Composition with Red, Blue and Yellow by Piet Mondrian - 1930 - 86 x 66 cm private collection Composition with Red, Blue and Yellow by Piet Mondrian - 1930 - 86 x 66 cm private collection

Composition with Red, Blue and Yellow

oil on canvas • 86 x 66 cm
  • Piet Mondrian - March 7, 1872 - February 1, 1944 Piet Mondrian 1930

Mondrian was an important contributor to the De Stijl art movement and group founded by Theo van Doesburg. He evolved a non-representational form he termed Neo-Plasticism. This consisted of white ground, upon which was painted a grid of vertical and horizontal black lines and the three primary colors.
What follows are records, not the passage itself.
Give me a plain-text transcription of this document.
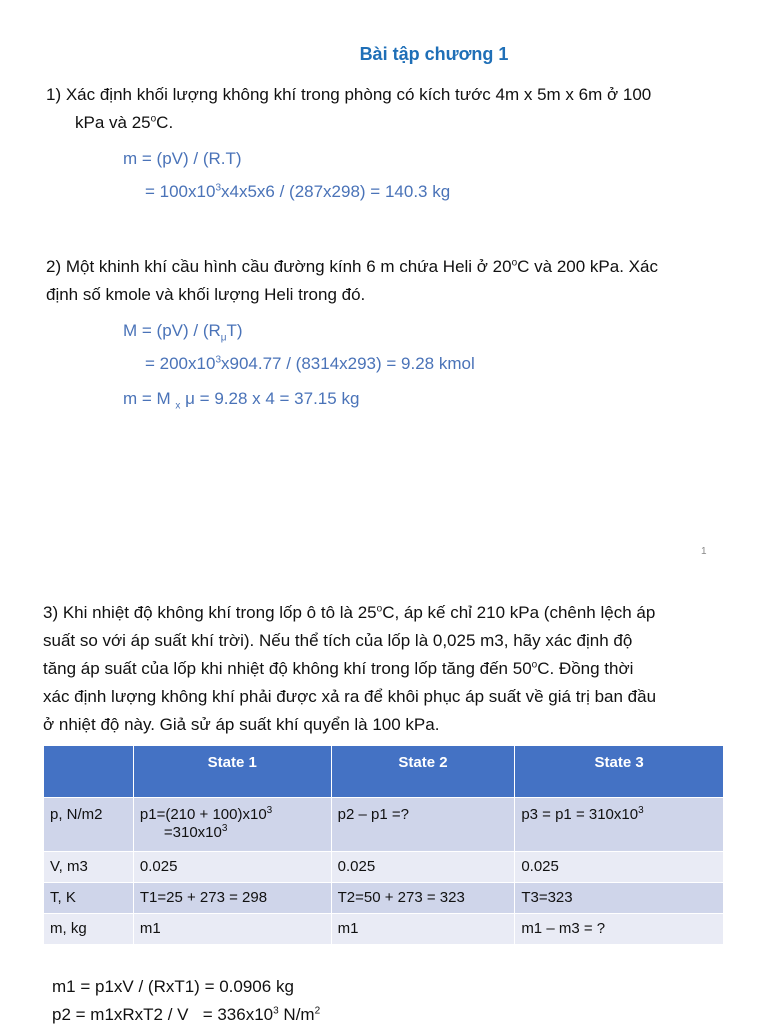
Bài tập chương 1
1) Xác định khối lượng không khí trong phòng có kích tước 4m x 5m x 6m ở 100
kPa và 25$^o$C.
m = (pV) / (R.T)
= $100x10^3x4x5x6 / (287x298) = 140.3$ kg
2) Một khinh khí cầu hình cầu đường kính 6 m chứa Heli ở 20$^o$C và 200 kPa. Xác
định số kmole và khối lượng Heli trong đó.
$M = (pV) / (R_\mu T)$
= $200x10^3x904.77 / (8314x293) = 9.28$ kmol
m = M $_x$ μ = 9.28 x 4 = 37.15 kg
1
3) Khi nhiệt độ không khí trong lốp ô tô là 25$^o$C, áp kế chỉ 210 kPa (chênh lệch áp
suất so với áp suất khí trời). Nếu thể tích của lốp là 0,025 m3, hãy xác định độ
tăng áp suất của lốp khi nhiệt độ không khí trong lốp tăng đến 50$^o$C. Đồng thời
xác định lượng không khí phải được xả ra để khôi phục áp suất về giá trị ban đầu
ở nhiệt độ này. Giả sử áp suất khí quyển là 100 kPa.
	State 1	State 2	State 3
p, N/m2	$p1=(210 + 100)x10^3$
$=310x10^3$	p2 – p1 =?	$p3 = p1 = 310x10^3$
V, m3	0.025	0.025	0.025
T, K	T1=25 + 273 = 298	T2=50 + 273 = 323	T3=323
m, kg	m1	m1	m1 – m3 = ?
m1 = p1xV / (RxT1) = 0.0906 kg
p2 = m1xRxT2 / $V = 336x10^3$ $N/m^2$
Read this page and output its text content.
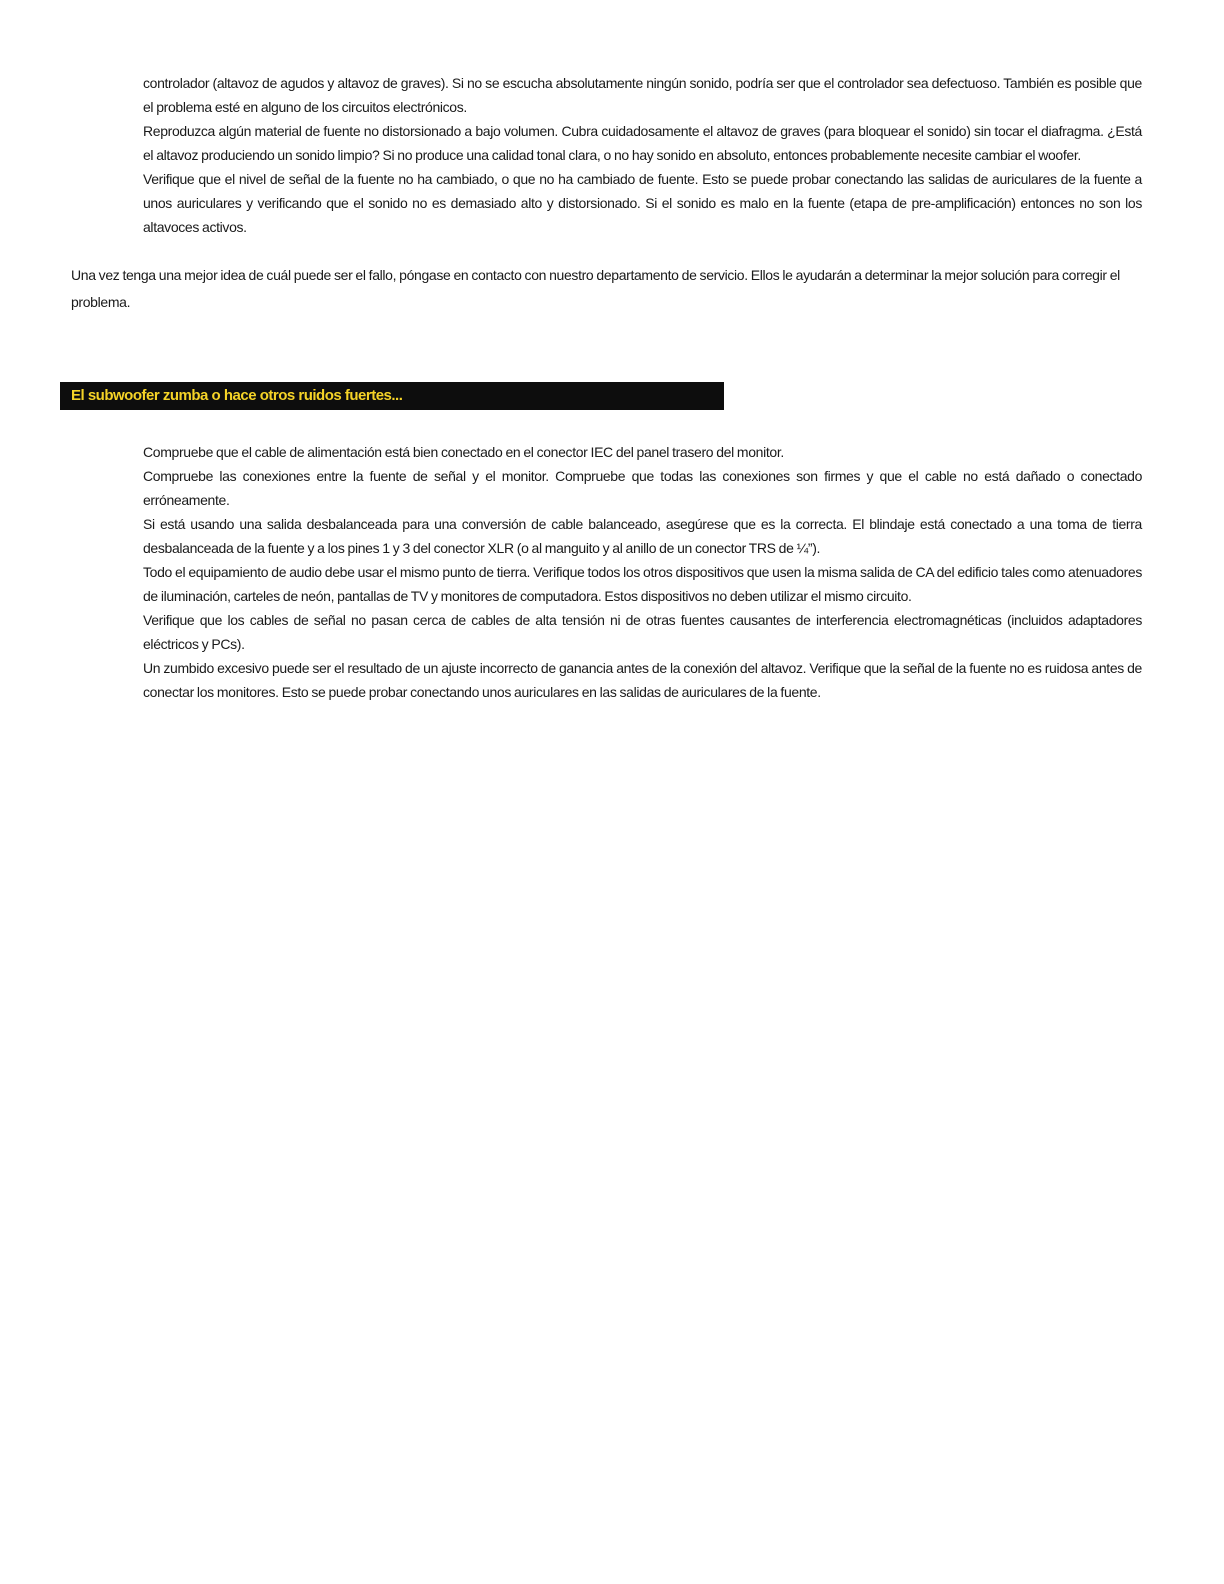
controlador (altavoz de agudos y altavoz de graves). Si no se escucha absolutamente ningún sonido, podría ser que el controlador sea defectuoso. También es posible que el problema esté en alguno de los circuitos electrónicos.

Reproduzca algún material de fuente no distorsionado a bajo volumen. Cubra cuidadosamente el altavoz de graves (para bloquear el sonido) sin tocar el diafragma. ¿Está el altavoz produciendo un sonido limpio? Si no produce una calidad tonal clara, o no hay sonido en absoluto, entonces probablemente necesite cambiar el woofer.

Verifique que el nivel de señal de la fuente no ha cambiado, o que no ha cambiado de fuente. Esto se puede probar conectando las salidas de auriculares de la fuente a unos auriculares y verificando que el sonido no es demasiado alto y distorsionado. Si el sonido es malo en la fuente (etapa de pre-amplificación) entonces no son los altavoces activos.

Una vez tenga una mejor idea de cuál puede ser el fallo, póngase en contacto con nuestro departamento de servicio. Ellos le ayudarán a determinar la mejor solución para corregir el problema.

El subwoofer zumba o hace otros ruidos fuertes...

Compruebe que el cable de alimentación está bien conectado en el conector IEC del panel trasero del monitor.

Compruebe las conexiones entre la fuente de señal y el monitor. Compruebe que todas las conexiones son firmes y que el cable no está dañado o conectado erróneamente.

Si está usando una salida desbalanceada para una conversión de cable balanceado, asegúrese que es la correcta. El blindaje está conectado a una toma de tierra desbalanceada de la fuente y a los pines 1 y 3 del conector XLR (o al manguito y al anillo de un conector TRS de ¼”).

Todo el equipamiento de audio debe usar el mismo punto de tierra. Verifique todos los otros dispositivos que usen la misma salida de CA del edificio tales como atenuadores de iluminación, carteles de neón, pantallas de TV y monitores de computadora. Estos dispositivos no deben utilizar el mismo circuito.

Verifique que los cables de señal no pasan cerca de cables de alta tensión ni de otras fuentes causantes de interferencia electromagnéticas (incluidos adaptadores eléctricos y PCs).

Un zumbido excesivo puede ser el resultado de un ajuste incorrecto de ganancia antes de la conexión del altavoz. Verifique que la señal de la fuente no es ruidosa antes de conectar los monitores. Esto se puede probar conectando unos auriculares en las salidas de auriculares de la fuente.
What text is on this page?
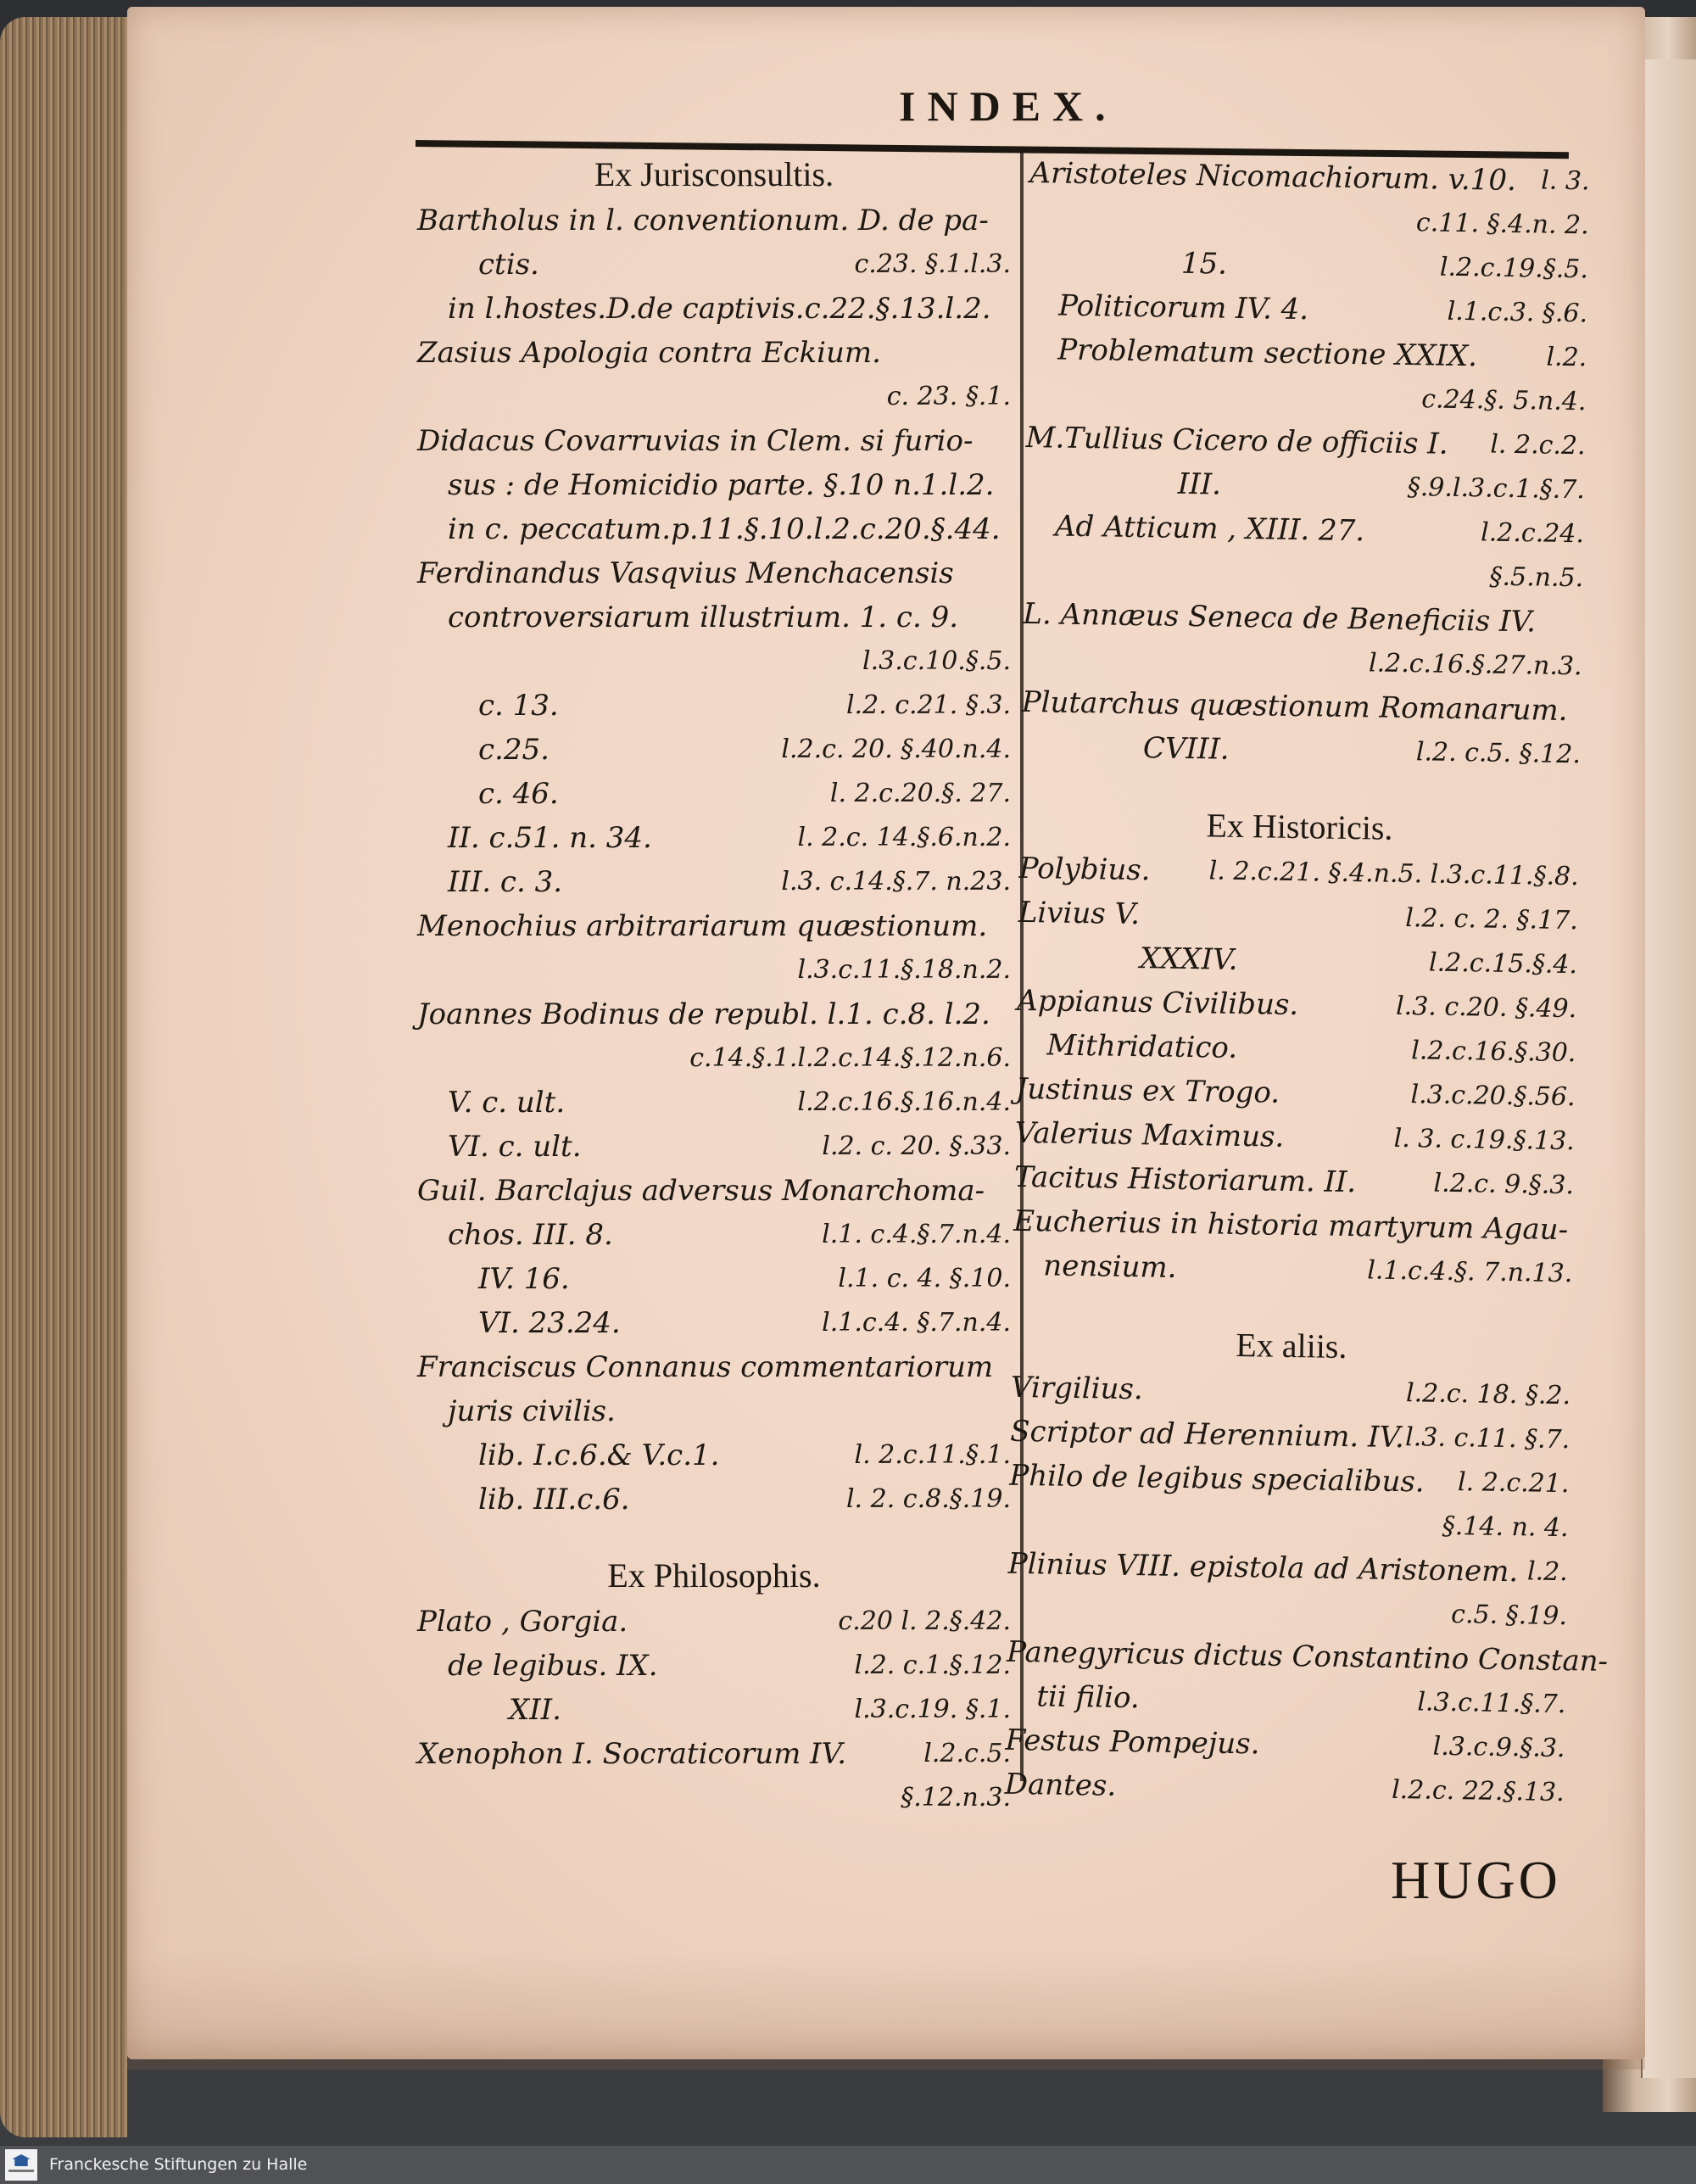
INDEX.
Ex Jurisconsultis.
Bartholus in l. conventionum. D. de pa-
ctis.	c.23. §.1.l.3.
in l.hostes.D.de captivis.c.22.§.13.l.2.
Zasius Apologia contra Eckium.
c. 23. §.1.
Didacus Covarruvias in Clem. si furio-
sus : de Homicidio parte. §.10 n.1.l.2.
in c. peccatum.p.11.§.10.l.2.c.20.§.44.
Ferdinandus Vasqvius Menchacensis
controversiarum illustrium. 1. c. 9.
l.3.c.10.§.5.
c. 13.	l.2. c.21. §.3.
c.25.	l.2.c. 20. §.40.n.4.
c. 46.	l. 2.c.20.§. 27.
II. c.51. n. 34.	l. 2.c. 14.§.6.n.2.
III. c. 3.	l.3. c.14.§.7. n.23.
Menochius arbitrariarum quæstionum.
l.3.c.11.§.18.n.2.
Joannes Bodinus de republ. l.1. c.8. l.2.
c.14.§.1.l.2.c.14.§.12.n.6.
V. c. ult.	l.2.c.16.§.16.n.4.
VI. c. ult.	l.2. c. 20. §.33.
Guil. Barclajus adversus Monarchoma-
chos. III. 8.	l.1. c.4.§.7.n.4.
IV. 16.	l.1. c. 4. §.10.
VI. 23.24.	l.1.c.4. §.7.n.4.
Franciscus Connanus commentariorum
juris civilis.
lib. I.c.6.& V.c.1.	l. 2.c.11.§.1.
lib. III.c.6.	l. 2. c.8.§.19.
Ex Philosophis.
Plato , Gorgia.	c.20 l. 2.§.42.
de legibus. IX.	l.2. c.1.§.12.
XII.	l.3.c.19. §.1.
Xenophon I. Socraticorum IV.	l.2.c.5.
§.12.n.3.
Aristoteles Nicomachiorum. v.10. l. 3.
c.11. §.4.n. 2.
15.	l.2.c.19.§.5.
Politicorum IV. 4.	l.1.c.3. §.6.
Problematum sectione XXIX.	l.2.
c.24.§. 5.n.4.
M.Tullius Cicero de officiis I. l. 2.c.2.
III.	§.9.l.3.c.1.§.7.
Ad Atticum , XIII. 27.	l.2.c.24.
§.5.n.5.
L. Annæus Seneca de Beneficiis IV.
l.2.c.16.§.27.n.3.
Plutarchus quæstionum Romanarum.
CVIII.	l.2. c.5. §.12.
Ex Historicis.
Polybius. l. 2.c.21. §.4.n.5. l.3.c.11.§.8.
Livius V.	l.2. c. 2. §.17.
XXXIV.	l.2.c.15.§.4.
Appianus Civilibus.	l.3. c.20. §.49.
Mithridatico.	l.2.c.16.§.30.
Justinus ex Trogo.	l.3.c.20.§.56.
Valerius Maximus.	l. 3. c.19.§.13.
Tacitus Historiarum. II.	l.2.c. 9.§.3.
Eucherius in historia martyrum Agau-
nensium.	l.1.c.4.§. 7.n.13.
Ex aliis.
Virgilius.	l.2.c. 18. §.2.
Scriptor ad Herennium. IV. l.3. c.11. §.7.
Philo de legibus specialibus. l. 2.c.21.
§.14. n. 4.
Plinius VIII. epistola ad Aristonem. l.2.
c.5. §.19.
Panegyricus dictus Constantino Constan-
tii filio.	l.3.c.11.§.7.
Festus Pompejus.	l.3.c.9.§.3.
Dantes.	l.2.c. 22.§.13.
HUGO
Franckesche Stiftungen zu Halle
When World War I ended in 1919, Mondrian returned to France, where he would remain until 1938. Immersed in the crucible of artistic innovation that was post-war Paris, he flourished in an atmosphere of intellectual freedom that enabled him to embrace an art of pure abstraction for the rest of his life. Mondrian began producing grid-based paintings in late 1919, and in 1920 the style for which he became renowned began to appear. In the early paintings of this style, the lines delineating the rectangular forms were relatively thin and gray, not black. The lines also tended to fade as they approached the edge of the painting, rather than stopping abruptly. The forms themselves, smaller and more numerous than in later paintings, were filled with primary colors, black, or gray; and nearly all of them were colored, with only a few left white.